Is God’s power opposed to political power? What is the relationship between these powers? Today’s readings shed some light on this mystery.

God’s power is superior to any human power. Cyrus’s power comes from God (cf. Isaiah 45:1, 4-6) as does every authority on earth. Nobody could obtain human power without God’s allowing it. Some people use God’s given power in the wrong way, but God does not punish all of them in this life.

God’s power is not opposed to the right use of human power. Jesus does not oppose Ceasar regarding taxes (cf. Matthew 22:15-21). Ceasar has a certain right over the material goods of his subjects. God, however, has an absolute right to our faith and love. If Ceasar ever asked us something against our faith and our love, we would not give it to him, because Ceasar is not more than God. Ceasar could send us to jail until death, but God can punish us and Ceasar after death and forever. In those cases, we must obey God rather than human beings.

Even in cases in which political power persecutes Christians, God’s power can be manifested in two ways, as St. Paul says (cf. 1 Thessalonians 1:1-5b), two ways in which God’s power is seen as superior to any human power. Firstly, the miracles God works through Christians testify that nothing in nature can oppose the power of God. Secondly, the witness of the martyrs, whose faith overcomes every bodily torment, testifies that no human power can overcome the love of God poured out into the hearts of His faithful. In other words, the miraculous healings, which still nowadays happen, testify God’s absolute power over nature; whereas the witness of martyrs, to the point of shedding their blood, testifies that God’s love can make a human being stronger than any human power of coercion.

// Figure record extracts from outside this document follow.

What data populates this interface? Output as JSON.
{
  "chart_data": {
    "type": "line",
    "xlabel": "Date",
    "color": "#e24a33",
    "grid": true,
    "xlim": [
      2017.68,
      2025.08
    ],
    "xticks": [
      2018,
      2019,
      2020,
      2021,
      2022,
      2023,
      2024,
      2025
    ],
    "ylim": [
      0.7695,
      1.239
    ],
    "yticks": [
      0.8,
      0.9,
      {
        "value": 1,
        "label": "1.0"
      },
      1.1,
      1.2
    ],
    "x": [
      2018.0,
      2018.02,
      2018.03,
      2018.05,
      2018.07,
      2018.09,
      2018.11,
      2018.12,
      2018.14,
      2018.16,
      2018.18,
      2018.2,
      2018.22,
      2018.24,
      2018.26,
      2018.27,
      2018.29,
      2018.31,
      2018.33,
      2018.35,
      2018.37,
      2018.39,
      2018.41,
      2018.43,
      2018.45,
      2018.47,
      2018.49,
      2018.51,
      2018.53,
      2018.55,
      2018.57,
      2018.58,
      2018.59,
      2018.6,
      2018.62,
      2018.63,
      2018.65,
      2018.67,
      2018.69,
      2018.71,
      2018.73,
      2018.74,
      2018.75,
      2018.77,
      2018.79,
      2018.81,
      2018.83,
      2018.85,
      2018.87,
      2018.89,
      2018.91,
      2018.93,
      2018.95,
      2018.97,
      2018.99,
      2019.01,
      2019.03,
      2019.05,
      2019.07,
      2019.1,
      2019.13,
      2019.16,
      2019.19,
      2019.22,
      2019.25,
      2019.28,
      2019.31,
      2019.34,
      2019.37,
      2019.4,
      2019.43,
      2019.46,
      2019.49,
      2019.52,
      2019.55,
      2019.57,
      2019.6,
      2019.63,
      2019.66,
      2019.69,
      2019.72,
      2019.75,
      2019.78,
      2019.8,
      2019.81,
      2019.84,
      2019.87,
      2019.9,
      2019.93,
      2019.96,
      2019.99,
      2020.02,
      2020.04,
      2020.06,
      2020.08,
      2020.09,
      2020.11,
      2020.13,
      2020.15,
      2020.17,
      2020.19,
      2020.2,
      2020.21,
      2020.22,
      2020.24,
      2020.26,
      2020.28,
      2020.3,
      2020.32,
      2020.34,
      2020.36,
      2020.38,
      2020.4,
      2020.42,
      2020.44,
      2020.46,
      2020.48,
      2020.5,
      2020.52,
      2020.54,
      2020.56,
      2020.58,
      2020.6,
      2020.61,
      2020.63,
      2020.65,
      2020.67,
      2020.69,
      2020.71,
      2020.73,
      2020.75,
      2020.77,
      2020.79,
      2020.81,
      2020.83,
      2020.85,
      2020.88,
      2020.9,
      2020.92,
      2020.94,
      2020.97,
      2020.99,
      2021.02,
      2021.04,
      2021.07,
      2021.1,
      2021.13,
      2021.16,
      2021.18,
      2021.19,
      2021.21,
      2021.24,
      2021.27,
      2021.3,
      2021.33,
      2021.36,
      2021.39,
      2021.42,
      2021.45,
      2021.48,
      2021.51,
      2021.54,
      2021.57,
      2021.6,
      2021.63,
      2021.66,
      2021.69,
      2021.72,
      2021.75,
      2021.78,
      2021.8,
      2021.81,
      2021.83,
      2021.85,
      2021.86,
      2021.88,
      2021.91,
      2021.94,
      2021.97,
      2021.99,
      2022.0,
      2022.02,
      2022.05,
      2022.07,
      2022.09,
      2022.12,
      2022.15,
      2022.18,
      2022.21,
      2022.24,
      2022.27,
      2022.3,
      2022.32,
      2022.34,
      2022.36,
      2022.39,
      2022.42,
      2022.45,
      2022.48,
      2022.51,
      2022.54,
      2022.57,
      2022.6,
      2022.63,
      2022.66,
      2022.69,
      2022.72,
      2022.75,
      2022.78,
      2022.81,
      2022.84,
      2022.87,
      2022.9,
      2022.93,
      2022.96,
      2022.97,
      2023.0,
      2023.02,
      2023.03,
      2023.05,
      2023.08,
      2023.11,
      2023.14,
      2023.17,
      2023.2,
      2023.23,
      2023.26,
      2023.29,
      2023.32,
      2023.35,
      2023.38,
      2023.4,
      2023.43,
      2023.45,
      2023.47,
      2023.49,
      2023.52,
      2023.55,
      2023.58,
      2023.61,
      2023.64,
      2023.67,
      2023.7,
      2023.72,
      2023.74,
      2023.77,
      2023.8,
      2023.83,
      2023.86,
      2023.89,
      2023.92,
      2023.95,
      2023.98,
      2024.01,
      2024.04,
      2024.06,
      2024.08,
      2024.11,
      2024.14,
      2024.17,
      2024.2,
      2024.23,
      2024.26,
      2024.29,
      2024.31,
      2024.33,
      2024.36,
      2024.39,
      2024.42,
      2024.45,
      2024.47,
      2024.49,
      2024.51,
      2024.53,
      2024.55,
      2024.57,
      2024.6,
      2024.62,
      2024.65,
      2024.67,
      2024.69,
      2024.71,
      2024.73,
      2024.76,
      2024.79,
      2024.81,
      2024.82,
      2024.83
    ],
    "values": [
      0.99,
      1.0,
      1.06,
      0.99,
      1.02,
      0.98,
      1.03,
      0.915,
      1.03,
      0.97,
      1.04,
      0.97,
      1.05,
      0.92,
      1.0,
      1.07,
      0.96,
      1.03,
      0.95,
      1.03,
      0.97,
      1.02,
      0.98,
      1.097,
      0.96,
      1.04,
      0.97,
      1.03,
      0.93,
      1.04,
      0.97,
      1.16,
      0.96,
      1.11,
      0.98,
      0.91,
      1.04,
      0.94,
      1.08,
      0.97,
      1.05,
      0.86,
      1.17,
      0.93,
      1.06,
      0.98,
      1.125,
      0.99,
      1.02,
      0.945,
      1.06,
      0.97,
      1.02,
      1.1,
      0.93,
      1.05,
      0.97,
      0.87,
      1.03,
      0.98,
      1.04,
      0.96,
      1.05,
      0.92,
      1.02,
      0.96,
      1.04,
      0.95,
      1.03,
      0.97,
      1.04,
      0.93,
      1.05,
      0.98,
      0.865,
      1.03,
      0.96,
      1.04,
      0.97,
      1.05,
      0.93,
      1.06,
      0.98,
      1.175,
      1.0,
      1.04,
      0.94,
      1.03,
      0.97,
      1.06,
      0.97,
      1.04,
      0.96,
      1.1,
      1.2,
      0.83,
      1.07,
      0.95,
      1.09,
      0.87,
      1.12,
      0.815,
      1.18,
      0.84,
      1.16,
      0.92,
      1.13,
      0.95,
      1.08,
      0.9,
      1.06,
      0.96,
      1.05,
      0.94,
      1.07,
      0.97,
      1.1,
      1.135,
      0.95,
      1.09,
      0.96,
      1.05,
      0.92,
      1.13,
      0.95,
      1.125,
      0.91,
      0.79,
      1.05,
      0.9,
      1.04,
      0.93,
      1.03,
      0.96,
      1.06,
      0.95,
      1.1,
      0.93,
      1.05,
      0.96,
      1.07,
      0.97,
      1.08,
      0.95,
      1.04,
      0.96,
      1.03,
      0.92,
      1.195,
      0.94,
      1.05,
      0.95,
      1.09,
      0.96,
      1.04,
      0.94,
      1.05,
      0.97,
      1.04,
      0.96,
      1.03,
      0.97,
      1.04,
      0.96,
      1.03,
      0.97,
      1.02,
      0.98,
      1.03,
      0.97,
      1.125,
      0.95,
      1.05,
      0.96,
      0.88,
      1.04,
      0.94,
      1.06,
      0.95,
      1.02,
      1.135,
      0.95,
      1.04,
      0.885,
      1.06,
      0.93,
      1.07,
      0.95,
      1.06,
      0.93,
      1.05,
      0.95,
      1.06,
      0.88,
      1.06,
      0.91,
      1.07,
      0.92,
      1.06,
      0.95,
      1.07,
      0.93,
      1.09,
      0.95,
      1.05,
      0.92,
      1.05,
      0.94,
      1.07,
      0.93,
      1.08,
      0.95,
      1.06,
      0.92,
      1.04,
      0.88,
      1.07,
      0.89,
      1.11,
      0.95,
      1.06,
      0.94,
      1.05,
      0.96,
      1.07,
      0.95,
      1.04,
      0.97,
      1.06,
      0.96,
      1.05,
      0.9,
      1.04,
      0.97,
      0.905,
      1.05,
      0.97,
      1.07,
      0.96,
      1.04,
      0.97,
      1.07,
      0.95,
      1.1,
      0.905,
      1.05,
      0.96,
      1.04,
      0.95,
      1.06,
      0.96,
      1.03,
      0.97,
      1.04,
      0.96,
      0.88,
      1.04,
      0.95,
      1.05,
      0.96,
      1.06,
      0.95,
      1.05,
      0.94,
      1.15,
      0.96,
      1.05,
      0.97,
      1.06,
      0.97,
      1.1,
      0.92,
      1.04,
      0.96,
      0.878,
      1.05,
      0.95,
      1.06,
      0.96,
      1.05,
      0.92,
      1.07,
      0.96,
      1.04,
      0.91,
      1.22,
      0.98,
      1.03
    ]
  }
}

Christians must respect human power in the legitimate exercise of its autonomy: Christians obey civil law. God’s authority is absolute, and therefore superior to human authority. God’s authority, on principle, is not opposed to human authority: God loves what he has created, including human authority. Human authority, however, may go out of boundaries and oppose God’s authority sometimes. When this happens, human power is not promoting the common good. What common good can come from opposing the Author of all good?